Discussion in 'Jobseekers' started by Nature_geek, Sep 30, 2015.

  1. Nature_geek

    Nature_geek New commenter


    I am from Ireland, almost finished my teacher training and I want to move to UK. I am wondering has anyone ever used or heard of the company Direct Teacher Recruitment? This is their website http://www.directtrs.com/

    I would like to know if they are good and is there any hidden costs.

  2. CWadd

    CWadd Star commenter

    They are an agency. Beware. There are cases of agencies suckering international teachers over here with the promise of jobs that never materialise.

    If schools want/need to recruit, they prefer to appoint directly. Agencies demand a lot of money in return for a teacher they have placed. This bunch say they deal with direct contracts - but websites can say anything!

    You don't specify whether you are primary or secondary, or where you think you want to move to. I suspect you would be better off conducting a job search, rather than contacting an agency.
  3. Nature_geek

    Nature_geek New commenter

    Hi Thanks for your reply.

    I am a secondary school geogrpahy teacher. I want to move to the southwest (cornwal/bristol) area as I have family there.
  4. CWadd

    CWadd Star commenter

    I know the South West.

    There are not many jobs in the area - people tend to get a post and stay. You could try supply, but it's not a financially stable option.
  5. TheoGriff

    TheoGriff Star commenter


    Nobody will be able to give you any comments on this agency, as it is contrary to the Terms & Conditions of the website to do so. We mustn't say things about any individual school, agency, education institution or individual, you see.

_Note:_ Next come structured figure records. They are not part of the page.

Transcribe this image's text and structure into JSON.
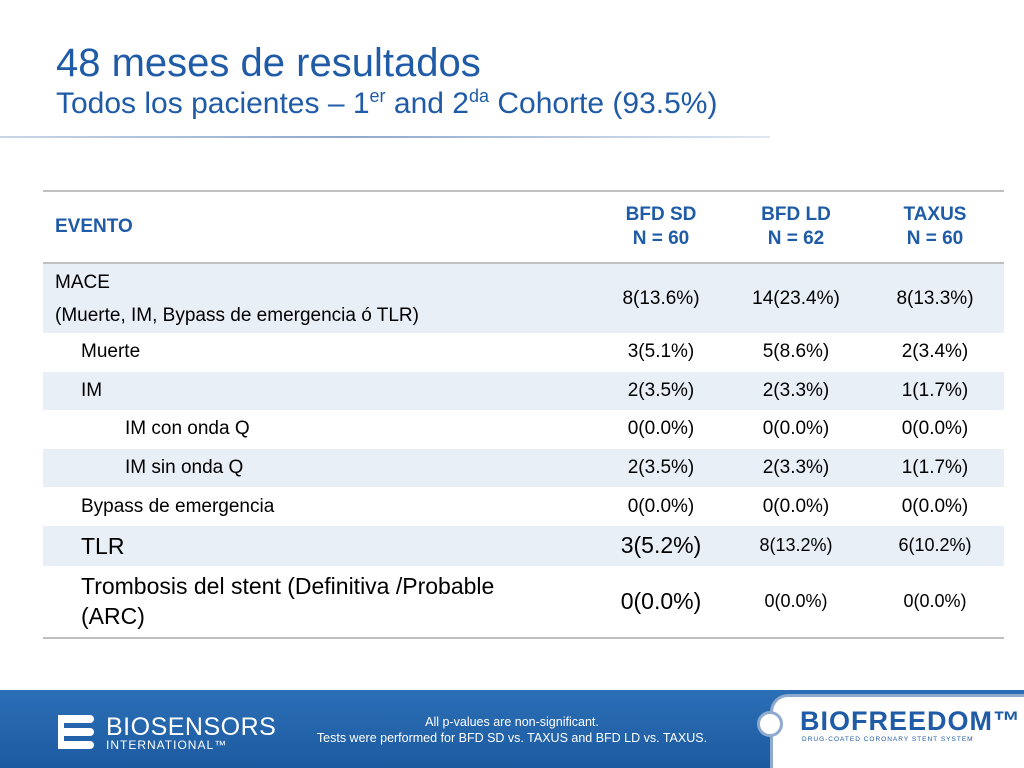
{
  "title": {
    "main": "48 meses de resultados",
    "sub_before": "Todos los pacientes – 1",
    "sub_sup1": "er",
    "sub_mid": " and 2",
    "sub_sup2": "da",
    "sub_after": " Cohorte (93.5%)"
  },
  "table": {
    "headers": {
      "event": "EVENTO",
      "col1_line1": "BFD SD",
      "col1_line2": "N = 60",
      "col2_line1": "BFD LD",
      "col2_line2": "N = 62",
      "col3_line1": "TAXUS",
      "col3_line2": "N = 60"
    },
    "rows": [
      {
        "label_line1": "MACE",
        "label_line2": "(Muerte, IM, Bypass de emergencia ó TLR)",
        "v1": "8(13.6%)",
        "v2": "14(23.4%)",
        "v3": "8(13.3%)"
      },
      {
        "label": "Muerte",
        "v1": "3(5.1%)",
        "v2": "5(8.6%)",
        "v3": "2(3.4%)"
      },
      {
        "label": "IM",
        "v1": "2(3.5%)",
        "v2": "2(3.3%)",
        "v3": "1(1.7%)"
      },
      {
        "label": "IM con onda Q",
        "v1": "0(0.0%)",
        "v2": "0(0.0%)",
        "v3": "0(0.0%)"
      },
      {
        "label": "IM sin onda Q",
        "v1": "2(3.5%)",
        "v2": "2(3.3%)",
        "v3": "1(1.7%)"
      },
      {
        "label": "Bypass de emergencia",
        "v1": "0(0.0%)",
        "v2": "0(0.0%)",
        "v3": "0(0.0%)"
      },
      {
        "label": "TLR",
        "v1": "3(5.2%)",
        "v2": "8(13.2%)",
        "v3": "6(10.2%)"
      },
      {
        "label_line1": "Trombosis del stent (Definitiva /Probable",
        "label_line2": "(ARC)",
        "v1": "0(0.0%)",
        "v2": "0(0.0%)",
        "v3": "0(0.0%)"
      }
    ]
  },
  "footer": {
    "brand": "BIOSENSORS",
    "brand_sub": "INTERNATIONAL™",
    "note_line1": "All p-values are non-significant.",
    "note_line2": "Tests were performed for BFD SD vs. TAXUS and BFD LD vs. TAXUS.",
    "product_name": "BIOFREEDOM™",
    "product_tagline": "DRUG-COATED CORONARY STENT SYSTEM"
  },
  "colors": {
    "title": "#1f5ba6",
    "row_shade": "#e9eff7",
    "footer_bg": "#1c5aa0",
    "panel_border": "#8eaacd"
  }
}
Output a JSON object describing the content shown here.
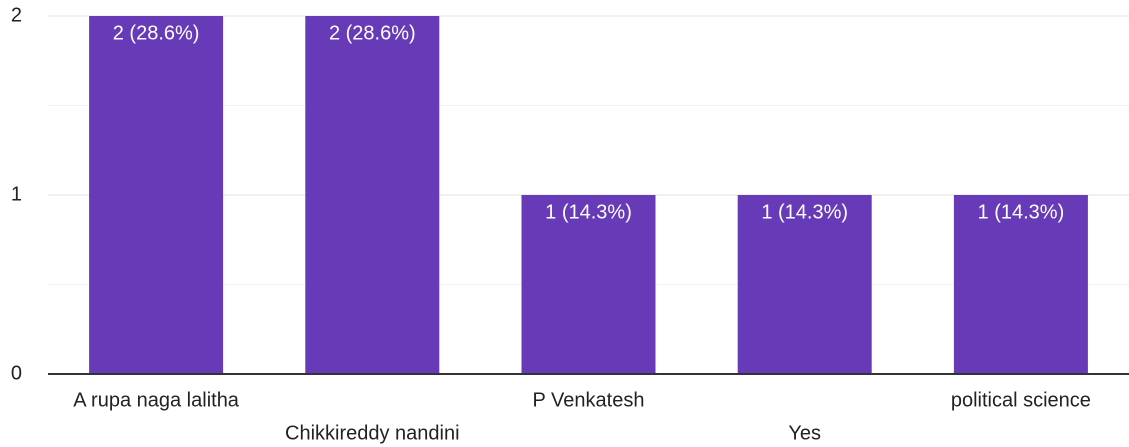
{
  "chart_data": {
    "type": "bar",
    "categories": [
      "A rupa naga lalitha",
      "Chikkireddy nandini",
      "P Venkatesh",
      "Yes",
      "political science"
    ],
    "values": [
      2,
      2,
      1,
      1,
      1
    ],
    "value_labels": [
      "2 (28.6%)",
      "2 (28.6%)",
      "1 (14.3%)",
      "1 (14.3%)",
      "1 (14.3%)"
    ],
    "color": "#673ab7",
    "ylim": [
      0,
      2
    ],
    "yticks": [
      0,
      1,
      2
    ],
    "minor_yticks": [
      0.5,
      1.5
    ],
    "grid": true
  }
}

    But I agree entirely with CW's comments above.

    1) The SW is a difficult area for appointments in general, although Bristol will be better.

    2) It is best to apply directly to schools, stating that you saw the advert on TES, rather than going via an agency. You see, the agency will charge a hefty finder's fee (several thousand pounds quite often). So if a school has to choose between two equally good candidates, one who is free and one who isn't . . .

    N.B. Do ensure that you gain QTS to qualify you to teach in a maintained school in E&W.


    Good luck!
  6. welshwizard

    welshwizard Established commenter Forum guide

    I'm sure you are aware that you can use the teaching you do in the UK to assist with your full registration with the Irish Teaching Council. Once you leave your course you are provisionally registered with them and need to complete 300 hours teaching to gain fuller status. If you follow a similar NQT induction scheme to other NQTs then you can complete the registration process- if you need further info start a conversation with me.
    Geography is a subject in demand very much in the London area- the south west has traditionally been a more difficult area to gain employment but with the increase in the E Bac then geography/ general humanities opportunities could increase.
  7. Nature_geek

    Nature_geek New commenter

    Thank you for all your help!!

    I wouldn't really like to live or work London which I know is unfortunate. I wasn't aware of the difficulties finding work in the Stouth West. I hope that I can find something!
  8. CWadd

    CWadd Star commenter

    I suggest you look specifically for jobs. Don't make the mistake of moving in the hope of getting supply and that something will turn up. The SW is expensive - you may find you're barely covering costs.